When the eggs are mature, a doctor will administer an anaesthetic and remove the eggs from the ovaries with the insertion of a needle through the vaginal wall. An ultrasound will be used in order to locate the eggs.

The doctor will then combine the mature eggs with the male’s sperm in a dish in a laboratory; the eggs and sperm will be monitored closely for fertilisation.

Approximately one day later, each of the fertilised eggs will have transformed into a developing embryo (zygote) and take on the appearance of a cluster of cells.

Minor surgery will be performed in order to insert between one and four zygotes into the fallopian tubes by creating a small incision in the abdomen. This procedure is performed using a thin tube called a laparoscope. Any zygotes not utilized during the operation can be frozen for future use.

If the procedure is successful, the zygote will travel through the fallopian tube and implant itself along the uterine wall, resulting in pregnancy.

A pregnancy test will be taken two weeks after surgery in order to determine whether pregnancy has occurred.

One cycle of ZIFT will last from between four to six weeks.

Types of Fertility Problems ZIFT Helps to Treat
There are a variety of fertility problems that ZIFT can help treat including both female infertility and male infertility. Such infertility factors include:

• if the fallopian tubes are unblocked and undamaged and other types of ART have been unsuccessful
• ovulation problems
• low sperm count
• However, in cases when the male partner’s sperm count is extremely low, ZIFT is used in conjunction with in vitro fertilisation (IVF).

Pregnancy Success Rates of ZIFT
The rate of pregnancy success associated with zygote intrafallopian transfer depends greatly on a woman’s reproductive health and her age; generally, the younger a woman and the healthier her eggs are, the higher her chance of successfully getting pregnant using ZIFT.

On average, there is a 26% chance of ZIFT resulting in a live birth per cycle.

Risks and Benefits Associated with ZIFT
One of the benefits of ZIFT is that, compared with GIFT, a doctor can confirm whether fertilisation has occurred prior to inserting the eggs into the fallopian tubes. In addition, the embryo travels into the uterus on its own, which means that ZIFT is considered to be a more natural option.

However, 35% of ZIFT pregnancies are multiple pregnancies, which occurs when more than one of the embryo implants itself to the uterine wall. Multiple pregnancies in turn are associated with a higher risk of miscarriage and ectopic pregnancy. Also, ZIFT requires invasive surgery and the costs of fertilising the eggs in a laboratory can be quite high.
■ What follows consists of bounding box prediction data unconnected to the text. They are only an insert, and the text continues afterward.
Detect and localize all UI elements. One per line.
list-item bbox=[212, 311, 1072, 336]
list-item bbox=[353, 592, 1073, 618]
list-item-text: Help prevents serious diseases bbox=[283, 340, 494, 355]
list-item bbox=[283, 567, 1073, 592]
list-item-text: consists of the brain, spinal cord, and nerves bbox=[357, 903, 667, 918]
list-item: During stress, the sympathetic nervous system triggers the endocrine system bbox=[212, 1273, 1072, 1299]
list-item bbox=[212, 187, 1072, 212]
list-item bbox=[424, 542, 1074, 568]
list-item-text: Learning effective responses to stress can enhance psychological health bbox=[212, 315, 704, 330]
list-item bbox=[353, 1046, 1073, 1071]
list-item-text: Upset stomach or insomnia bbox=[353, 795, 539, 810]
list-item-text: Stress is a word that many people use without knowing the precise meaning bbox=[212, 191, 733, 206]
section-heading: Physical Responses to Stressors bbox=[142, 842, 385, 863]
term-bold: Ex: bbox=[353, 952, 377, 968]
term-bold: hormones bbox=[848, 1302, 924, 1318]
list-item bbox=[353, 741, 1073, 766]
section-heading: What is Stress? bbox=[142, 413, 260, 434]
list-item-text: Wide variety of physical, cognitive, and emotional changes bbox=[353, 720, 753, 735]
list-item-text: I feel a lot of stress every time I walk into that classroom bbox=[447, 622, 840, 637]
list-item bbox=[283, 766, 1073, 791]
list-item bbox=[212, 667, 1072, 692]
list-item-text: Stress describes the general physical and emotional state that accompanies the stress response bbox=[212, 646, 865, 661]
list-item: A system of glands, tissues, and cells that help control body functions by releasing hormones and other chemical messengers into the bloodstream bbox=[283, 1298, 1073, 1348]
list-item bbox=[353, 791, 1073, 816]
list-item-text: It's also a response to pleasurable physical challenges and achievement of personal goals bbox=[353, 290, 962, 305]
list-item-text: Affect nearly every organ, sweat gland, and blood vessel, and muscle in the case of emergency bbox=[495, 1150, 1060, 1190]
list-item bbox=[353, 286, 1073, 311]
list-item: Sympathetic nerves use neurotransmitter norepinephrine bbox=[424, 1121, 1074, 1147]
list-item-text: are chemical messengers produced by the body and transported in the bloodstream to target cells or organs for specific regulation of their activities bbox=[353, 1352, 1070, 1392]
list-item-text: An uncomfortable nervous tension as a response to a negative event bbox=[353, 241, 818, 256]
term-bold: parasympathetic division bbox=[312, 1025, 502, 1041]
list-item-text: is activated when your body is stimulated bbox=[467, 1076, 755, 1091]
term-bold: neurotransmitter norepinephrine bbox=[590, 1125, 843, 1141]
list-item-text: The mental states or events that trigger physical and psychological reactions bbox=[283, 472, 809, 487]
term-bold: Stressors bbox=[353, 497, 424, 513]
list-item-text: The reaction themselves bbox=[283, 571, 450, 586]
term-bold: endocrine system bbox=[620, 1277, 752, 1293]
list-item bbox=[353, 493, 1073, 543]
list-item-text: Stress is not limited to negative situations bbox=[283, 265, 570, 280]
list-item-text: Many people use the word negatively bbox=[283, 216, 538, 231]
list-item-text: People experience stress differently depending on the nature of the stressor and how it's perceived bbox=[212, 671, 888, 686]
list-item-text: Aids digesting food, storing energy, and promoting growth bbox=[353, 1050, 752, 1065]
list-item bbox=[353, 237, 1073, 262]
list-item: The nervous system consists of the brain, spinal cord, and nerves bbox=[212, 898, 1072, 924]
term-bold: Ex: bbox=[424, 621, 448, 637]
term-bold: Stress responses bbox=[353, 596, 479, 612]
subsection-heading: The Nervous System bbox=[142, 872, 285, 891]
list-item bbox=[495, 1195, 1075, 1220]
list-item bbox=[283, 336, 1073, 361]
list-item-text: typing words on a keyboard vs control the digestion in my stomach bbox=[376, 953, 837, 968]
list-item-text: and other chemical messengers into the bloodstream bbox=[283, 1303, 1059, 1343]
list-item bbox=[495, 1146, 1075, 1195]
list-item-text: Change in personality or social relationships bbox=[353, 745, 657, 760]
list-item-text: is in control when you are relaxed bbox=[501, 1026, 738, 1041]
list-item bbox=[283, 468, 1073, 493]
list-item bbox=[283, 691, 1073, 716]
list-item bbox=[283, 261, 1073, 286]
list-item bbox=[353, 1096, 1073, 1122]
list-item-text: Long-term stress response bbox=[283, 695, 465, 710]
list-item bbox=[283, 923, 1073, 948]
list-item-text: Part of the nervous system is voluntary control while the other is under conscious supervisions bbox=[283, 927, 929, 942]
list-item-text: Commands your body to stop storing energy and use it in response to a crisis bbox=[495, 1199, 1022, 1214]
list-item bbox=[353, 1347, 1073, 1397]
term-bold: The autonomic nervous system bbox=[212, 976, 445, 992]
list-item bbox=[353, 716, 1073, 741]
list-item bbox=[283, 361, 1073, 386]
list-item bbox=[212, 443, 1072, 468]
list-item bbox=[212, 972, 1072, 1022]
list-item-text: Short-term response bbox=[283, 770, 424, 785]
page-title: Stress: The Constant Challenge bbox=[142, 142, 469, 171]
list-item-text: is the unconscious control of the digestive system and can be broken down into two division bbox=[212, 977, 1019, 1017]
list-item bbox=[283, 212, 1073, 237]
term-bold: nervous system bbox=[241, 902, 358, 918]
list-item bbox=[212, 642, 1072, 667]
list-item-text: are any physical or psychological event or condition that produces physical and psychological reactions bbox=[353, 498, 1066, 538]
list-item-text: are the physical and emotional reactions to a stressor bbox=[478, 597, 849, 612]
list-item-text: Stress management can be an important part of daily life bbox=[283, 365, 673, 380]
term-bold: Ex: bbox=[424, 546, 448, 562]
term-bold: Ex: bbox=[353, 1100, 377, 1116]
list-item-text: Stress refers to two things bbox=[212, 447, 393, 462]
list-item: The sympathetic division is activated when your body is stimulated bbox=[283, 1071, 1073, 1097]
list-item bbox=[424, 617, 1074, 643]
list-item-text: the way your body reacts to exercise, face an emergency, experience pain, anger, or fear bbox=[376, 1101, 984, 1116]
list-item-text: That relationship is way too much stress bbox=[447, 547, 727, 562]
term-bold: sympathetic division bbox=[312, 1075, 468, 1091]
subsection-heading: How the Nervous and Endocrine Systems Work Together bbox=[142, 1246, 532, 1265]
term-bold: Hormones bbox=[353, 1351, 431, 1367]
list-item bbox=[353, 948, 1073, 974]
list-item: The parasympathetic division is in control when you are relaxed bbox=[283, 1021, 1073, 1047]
In addition, many fertility clinics do not offer ZIFT as an alternative fertility treatment.

In some cases, women who must take synthetic hormones in order to stimulate ovulation develop ovarian hyperstimulation (OHSS), a condition that causes bloating, pelvic pain, nausea and dizziness. In rare instances, OHSS can be serious, and may require hospitalization.

The Cost of ZIFT
Zygote intrafallopian transfer is an expensive ART procedure. On average, ZIFT costs between £6 000 and £10 000 per cycle.